Internal Revenue Code 125 allows an employer to implement an employee benefit plan which allows employees to se1ect the benefit programs they prefer.
The plan offers two or more options and the employee chooses the option most appropriate for him or her. Because of the "menu" of benefits available, the plan is referred to as a "Cafeteria Plan".
Cafeteria Plans, along with 401(k)'s, are among the most popular employee benefit plans of the past decade. The tax benefits to the employer and employees far exceed the minimal required government reporting.
In general, the IRS allows the following benefits to be present in a Section 125 plan:
- Group-term life insurance (in excess of $50,000)
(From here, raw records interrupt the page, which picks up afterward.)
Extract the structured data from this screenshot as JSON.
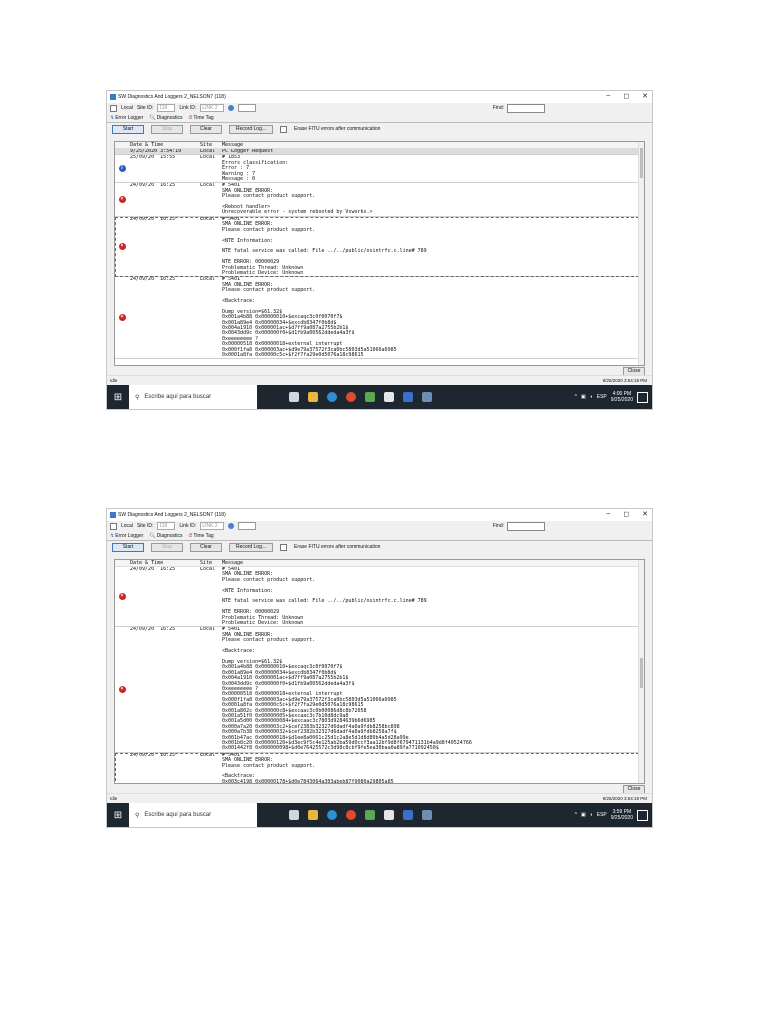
{
  "app": {
    "title": "SW Diagnostics And Loggers 2_NELSON7 (118)",
    "window_controls": [
      "–",
      "◻",
      "✕"
    ],
    "local_label": "Local",
    "site_id_label": "Site ID:",
    "site_id_value": "118",
    "link_id_label": "Link ID:",
    "link_id_value": "LINK 2",
    "find_label": "Find:",
    "tabs": [
      {
        "icon": "error-logger-icon",
        "label": "Error Logger"
      },
      {
        "icon": "diagnostics-icon",
        "label": "Diagnostics"
      },
      {
        "icon": "time-tag-icon",
        "label": "Time Tag"
      }
    ],
    "buttons": {
      "start": "Start",
      "stop": "Stop",
      "clear": "Clear",
      "record": "Record Log..."
    },
    "erase_label": "Erase FITU errors after communication",
    "columns": [
      "Date & Time",
      "Site",
      "Message"
    ],
    "close_label": "Close",
    "status_text": "Idle",
    "taskbar": {
      "search_placeholder": "Escribe aquí para buscar",
      "lang": "ESP"
    }
  },
  "screens": [
    {
      "status_time": "9/25/2020 3:54:19 PM",
      "clock_time": "4:00 PM",
      "clock_date": "9/25/2020",
      "rows": [
        {
          "date": "9/25/2020 3:54:19",
          "site": "Local",
          "icon": "",
          "selected": true,
          "message": "PC Logger Request"
        },
        {
          "date": "25/09/20  15:55",
          "site": "Local",
          "icon": "info",
          "message": "# 1853\nErrors classification:\nError : 7\nWarning : 7\nMessage : 0"
        },
        {
          "date": "24/09/20  16:25",
          "site": "Local",
          "icon": "error",
          "message": "# 5401\nSMA ONLINE ERROR:\nPlease contact product support.\n\n<Reboot handler>\nUnrecoverable error - system rebooted by Vxworks.>"
        },
        {
          "date": "24/09/20  16:25",
          "site": "Local",
          "icon": "error",
          "dashed": true,
          "message": "# 5401\nSMA ONLINE ERROR:\nPlease contact product support.\n\n<NTE Information:\n\nNTE fatal service was called: File ../../public/osintrfc.c.line# 789\n\nNTE ERROR: 00000029\nProblematic Thread: Unknown\nProblematic Device: Unknown"
        },
        {
          "date": "24/09/20  16:25",
          "site": "Local",
          "icon": "error",
          "message": "# 5401\nSMA ONLINE ERROR:\nPlease contact product support.\n\n<Backtrace:\n\nDump version=$61.32$\n0x001a4b88 0x00000010+$excaqc3c0f0070f7$\n0x001a89e4 0x00000034+$excdb8347f0b8d$\n0x004a1910 0x000001ac+$d7ff9a087a2755b2b1$\n0x0043dd9c 0x000000f0+$d1fb9a00562ddeda4a3f$\n0xeeeeeeee ?\n0x00000518 0x00000018+external interrupt\n0x000f1fa8 0x000003ac+$d9e79a37572f3ca0bc5803d5a51066a0985\n0x0001a8fa 0x00000c5c+$f2f7fa29e0d5076a18c98615"
        }
      ]
    },
    {
      "status_time": "9/25/2020 3:54:19 PM",
      "clock_time": "3:59 PM",
      "clock_date": "9/25/2020",
      "rows": [
        {
          "date": "24/09/20  16:25",
          "site": "Local",
          "icon": "error",
          "message": "# 5401\nSMA ONLINE ERROR:\nPlease contact product support.\n\n<NTE Information:\n\nNTE fatal service was called: File ../../public/osintrfc.c.line# 789\n\nNTE ERROR: 00000029\nProblematic Thread: Unknown\nProblematic Device: Unknown"
        },
        {
          "date": "24/09/20  16:25",
          "site": "Local",
          "icon": "error",
          "message": "# 5401\nSMA ONLINE ERROR:\nPlease contact product support.\n\n<Backtrace:\n\nDump version=$61.32$\n0x001a4b88 0x00000010+$excaqc3c0f0070f7$\n0x001a89e4 0x00000034+$excdb8347f0b8d$\n0x004a1910 0x000001ac+$d7ff9a087a2755b2b1$\n0x0043dd9c 0x000000f0+$d1fb9a00562ddeda4a3f$\n0xeeeeeeee ?\n0x00000518 0x00000018+external interrupt\n0x000f1fa8 0x000003ac+$d9e79a37572f3ca0bc5803d5a51066a0985\n0x0001a8fa 0x00000c5c+$f2f7fa29e0d5076a18c98615\n0x001a802c 0x000000c8+$excaac3c0b00086d8c8b72058\n0x001a51f0 0x00000005+$excaac3c7b10d8dc9a8\n0x001a5d00 0x000000084+$excaac3c7803d9284639b6d6985\n0x000a7a20 0x000003c2+$cef2383b32327d6dadf4a0a9fdb8258bc898\n0x000a7b38 0x00000032+$cef2382b32327d6dadf4a0a9fdb8258a7f$\n0x001b47ac 0x00000018+$d1ee8a0061c25d1c2a8e5d1d8d80b4a5d28a99e\n0x001b8c20 0x00000120+$d3ec9f5c4e125ab2ba59d0ccf3aa12bf9d8f679471131b4a9d8f40524766\n0x001442f8 0x000000098+$d0e76425572c3d98c8cbf9fe5ea30baa0a89fa771092450$"
        },
        {
          "date": "24/09/20  16:25",
          "site": "Local",
          "icon": "",
          "dashed": true,
          "message": "# 5401\nSMA ONLINE ERROR:\nPlease contact product support.\n\n<Backtrace:\n0x003c4198 0x00000178+$d0e7843064a303abeb87f9080a29805a85"
        }
      ]
    }
  ]
}
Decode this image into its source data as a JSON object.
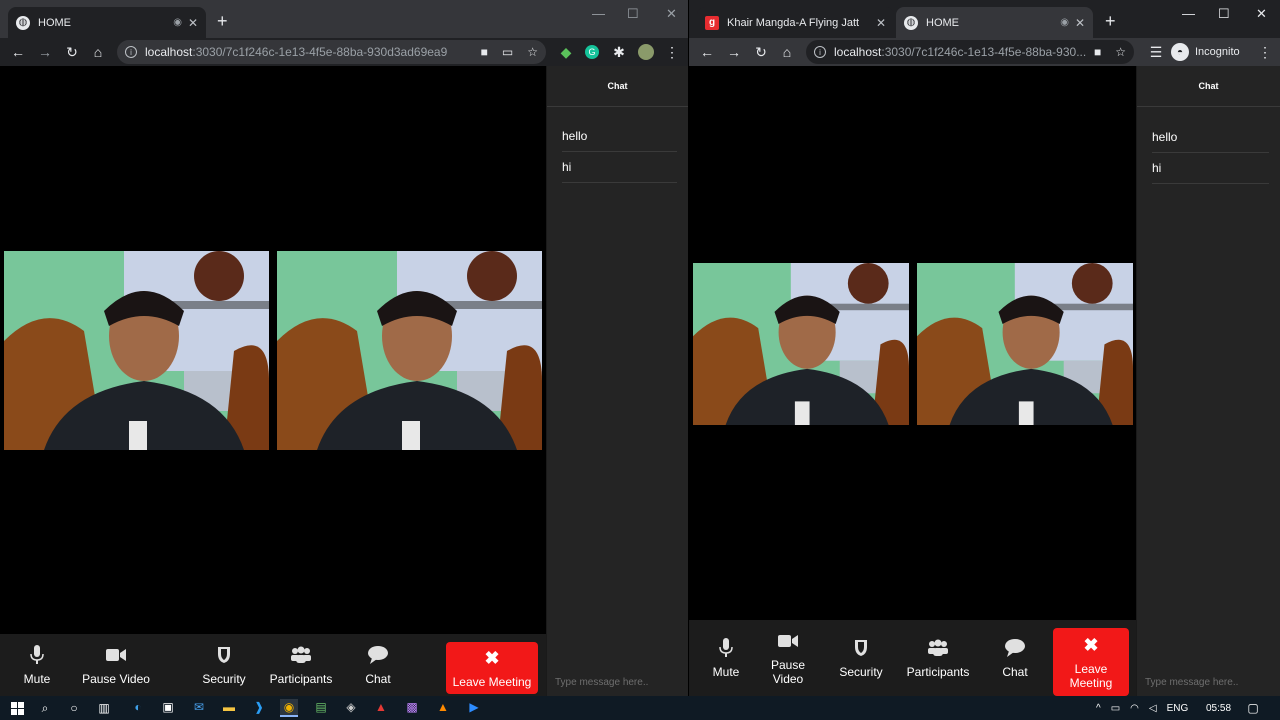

- Accident and health plans
- Long and short term disability benefits
- Dependent child care costs
- CODA [401(k) plans]
- Dependent group life and accident and health insurance
- Health Savings Accounts (HSA)
- Public transportation and parking expenses
Employee Tax Aspects
Basically, the plan allows expenses that normally would be paid by the employee on an after-tax basis to be paid via salary reductions on a pretax basis. This allocated income will not be subjected to FICA or income taxes. The result is that taxable dollars have been converted to nontaxable dollars - thereby increasing the employee's take-home pay.
Employer Tax Aspects
Generally, employer contributions to a plan are income tax deductible. In addition, contributions on behalf of the employees, if such contributions are not included in the employee's income, are not subject to FICA (Social Security) or FUTA (Federal Unemployment Tax Act). This can result in significant savings to the company's bottom line.
The employer must file an annual information return (IRS Form 5500) stating plan participation, cost and business type.